British speedway rider

Frederick George Curtis (born 12 October 1920) is an English former motorcycle speedway rider.

== Biography==
Curtis, Kensal Green, London, began his speedway career in 1937, with the West Ham Hawks (the junior side of the West Ham Hammers).

The following season in 1938, Curtis started his British leagues career riding for Newcastle Diamonds during the 1938 Speedway National League Division Two season and was hailed as a 'coming star'. It was at Newcastle that he improved significantly as a rider, averaging 7.60 during the 1939 Speedway National League Division Two, which was halted due to World War II. Sadly for Curtis, Newcastle were leading the league at the time. It was also during 1938 that Curtis represented Canada on several occasions as a guest rider and was a regular at Edinburgh speedway.

Curtis moved to London and rode various meetings during 1940 but lost five years of his career due to the war. He joined Middlesbrough Bears to ride in the 1946 Speedway Northern League and was an instant hit, averaging an impressive 9.68 and helping the Bears win the league title. The Middlesbrough team then won the league and cup double during the 1947 Speedway National League Division Two and Curtis' average of 9.86 was the fifth highest in the league.
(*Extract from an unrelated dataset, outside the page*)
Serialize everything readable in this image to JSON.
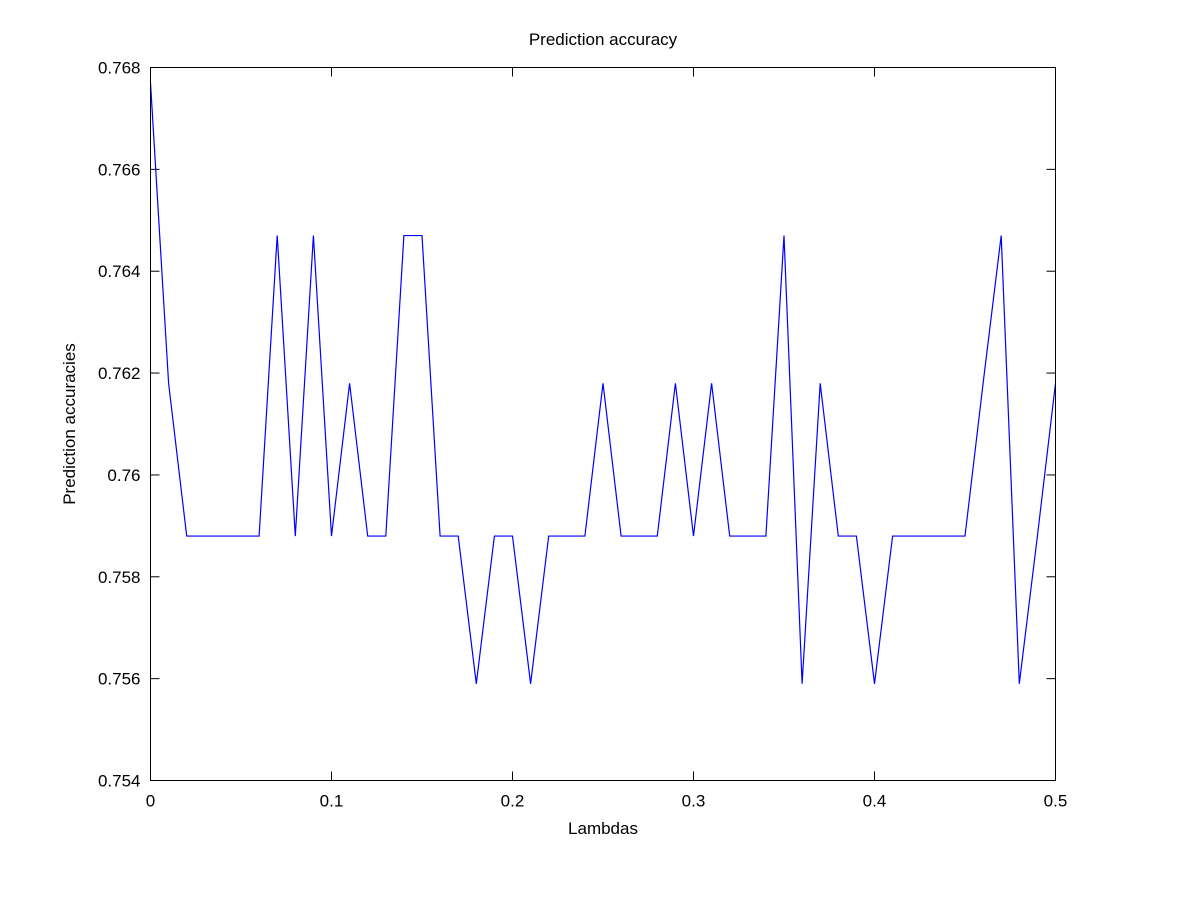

Curtis' exploits came to the attention of his first club West Ham, who signed him to ride in the 1948 Speedway National League in a £1,500 deal that also saw Benny King go to Middlesbrough. Although Curtis raced six years for West Ham, he did not produce the form that was expected of him. In 1954, Oxford Cheetahs signed him for the 1954 Speedway National League Division Two season. He rode two seasons for the club before retiring.

It is known that Curtis owned a sweet shop but little is known about his post racing life.